My grandparents immigrated here from Sweden, on the sister ship to the Titanic, leaving all their family behind. They only knew Swedish, so once in America they only allowed English to be spoken @ home-so they’d have to learn the language. When they arrived here, they were almost broke, so my grandma started a business as a professional seamstress & she’d iron people’s clean laundry too. I can’t sew if my life depended on it! Grandma was gifted! She made the best oven fried chicken, too!
I agree, gifted and innovative!!!
My grandparents killed their own meat. I’m not sure that I would even try that. I prefer to get mine from the store. They immigrated from Russia when my parents were small. And I respect and appreciate what they had to do.
I prefer mine from the store as well 🙂
Both of my grandfathers worked in the coal mines. I could never be underground in the dark. One grandmother had 11 children. Two was enough for me. My other grandmother could make a dress pattern out of newspaper and then make a dress from it. She was very frugal and made everything last and last and then make something else out of it when it’s first life was over.

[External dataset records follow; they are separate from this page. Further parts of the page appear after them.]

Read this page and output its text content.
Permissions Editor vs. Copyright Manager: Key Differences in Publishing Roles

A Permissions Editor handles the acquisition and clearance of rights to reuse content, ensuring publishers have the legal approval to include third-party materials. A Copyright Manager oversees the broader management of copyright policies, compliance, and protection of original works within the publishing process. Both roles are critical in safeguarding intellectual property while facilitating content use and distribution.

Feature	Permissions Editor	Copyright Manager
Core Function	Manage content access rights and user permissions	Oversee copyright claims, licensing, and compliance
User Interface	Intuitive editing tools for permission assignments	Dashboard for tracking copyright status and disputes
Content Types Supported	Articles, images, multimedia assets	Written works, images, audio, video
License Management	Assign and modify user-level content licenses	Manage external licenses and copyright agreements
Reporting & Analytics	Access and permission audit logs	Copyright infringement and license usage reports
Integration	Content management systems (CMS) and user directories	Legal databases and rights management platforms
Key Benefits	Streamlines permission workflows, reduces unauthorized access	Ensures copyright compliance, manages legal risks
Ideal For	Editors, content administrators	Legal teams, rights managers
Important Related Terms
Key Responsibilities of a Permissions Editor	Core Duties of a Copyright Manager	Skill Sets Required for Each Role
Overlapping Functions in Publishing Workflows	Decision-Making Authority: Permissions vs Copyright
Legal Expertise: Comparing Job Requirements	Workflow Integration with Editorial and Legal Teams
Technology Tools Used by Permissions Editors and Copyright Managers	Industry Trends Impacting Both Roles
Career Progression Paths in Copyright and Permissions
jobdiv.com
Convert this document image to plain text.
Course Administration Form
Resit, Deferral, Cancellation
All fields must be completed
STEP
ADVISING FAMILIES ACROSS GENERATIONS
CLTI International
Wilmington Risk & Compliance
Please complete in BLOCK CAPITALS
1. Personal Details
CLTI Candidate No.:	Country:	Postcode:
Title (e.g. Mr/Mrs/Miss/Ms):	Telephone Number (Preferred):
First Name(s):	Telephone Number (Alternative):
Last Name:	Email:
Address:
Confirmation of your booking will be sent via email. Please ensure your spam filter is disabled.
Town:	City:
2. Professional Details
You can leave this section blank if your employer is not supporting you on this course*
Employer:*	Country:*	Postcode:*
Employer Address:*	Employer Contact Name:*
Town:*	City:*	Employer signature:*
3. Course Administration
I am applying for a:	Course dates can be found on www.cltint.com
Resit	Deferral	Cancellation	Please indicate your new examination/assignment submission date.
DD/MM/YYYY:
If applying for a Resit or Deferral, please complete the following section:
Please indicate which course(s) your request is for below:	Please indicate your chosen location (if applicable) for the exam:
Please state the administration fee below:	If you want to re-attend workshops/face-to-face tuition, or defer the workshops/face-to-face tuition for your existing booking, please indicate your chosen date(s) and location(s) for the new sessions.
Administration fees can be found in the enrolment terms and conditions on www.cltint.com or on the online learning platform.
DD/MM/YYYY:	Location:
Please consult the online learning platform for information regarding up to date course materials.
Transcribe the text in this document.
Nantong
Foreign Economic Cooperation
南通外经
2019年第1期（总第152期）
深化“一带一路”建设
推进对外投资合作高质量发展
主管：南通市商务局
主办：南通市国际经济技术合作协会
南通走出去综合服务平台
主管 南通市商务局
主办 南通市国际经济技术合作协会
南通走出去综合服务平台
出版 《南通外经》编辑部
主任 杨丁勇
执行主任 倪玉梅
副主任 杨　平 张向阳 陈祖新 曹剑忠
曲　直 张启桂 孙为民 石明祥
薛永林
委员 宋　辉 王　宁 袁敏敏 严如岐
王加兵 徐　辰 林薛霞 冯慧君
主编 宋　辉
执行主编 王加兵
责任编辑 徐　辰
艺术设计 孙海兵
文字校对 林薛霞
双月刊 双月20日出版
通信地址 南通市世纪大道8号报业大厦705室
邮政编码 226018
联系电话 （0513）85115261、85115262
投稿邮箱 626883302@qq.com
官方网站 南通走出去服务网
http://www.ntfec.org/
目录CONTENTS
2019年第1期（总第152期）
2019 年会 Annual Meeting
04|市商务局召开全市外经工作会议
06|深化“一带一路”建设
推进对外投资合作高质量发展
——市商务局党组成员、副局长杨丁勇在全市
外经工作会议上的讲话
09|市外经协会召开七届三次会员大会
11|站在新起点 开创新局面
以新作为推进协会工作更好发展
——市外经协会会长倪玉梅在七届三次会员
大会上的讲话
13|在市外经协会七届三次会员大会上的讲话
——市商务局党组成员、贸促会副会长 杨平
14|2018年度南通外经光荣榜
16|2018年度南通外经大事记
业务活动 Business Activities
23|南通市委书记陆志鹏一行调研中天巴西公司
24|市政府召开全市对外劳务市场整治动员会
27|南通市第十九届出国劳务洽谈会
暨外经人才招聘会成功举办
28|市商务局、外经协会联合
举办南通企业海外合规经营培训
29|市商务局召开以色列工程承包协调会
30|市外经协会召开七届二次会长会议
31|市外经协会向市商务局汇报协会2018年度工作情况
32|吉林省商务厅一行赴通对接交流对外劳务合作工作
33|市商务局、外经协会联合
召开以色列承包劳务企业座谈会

I love how innovative ladies were in how things got recycled and repurposed!!!!
Wonderful rememberances , My grandparents came from another country as children with only one parent. Had purchased land unseen. Lived through a dreadful winter in a railroad car.Managed to live off the land because in the country they came from didn’t let them worship our Lord and Savior. I think of all they went through with little finances and gave to neighbors to help them survive. The Lord gives us strength if we only trust Him. Thank you Christy for such a good question. Now we need to write them down for our children
Oh my goodness!! Yes, you definitely need to write your families stories down so that your children and their children’s children will know of the legacy left for them!!
My Maternal Grandmother, Mama Warren, was married at age 12 1/2 and had her first baby while she was 13. She was Paw Nichols 2nd wife and he was 45 yrs old and had 10 kids already, most of them older than mama Warren. Don’t think I could marry at that age. Back in 1924 it was ok for a man to marry a little Native American girl in these mountains. He was wealthy and her daddy was dead. Her mamma, granny Net did the best she could for her kids. Life was hard. He provided for all of them. He died from pneumonia when Daddy was 6. Mama Warren was a wild, fascinating woman and lived to be 78. Loved her. Folks can still marry at 13 in West Virginia and I think Mass.
Wow! I bet she had some fascinating stories!!!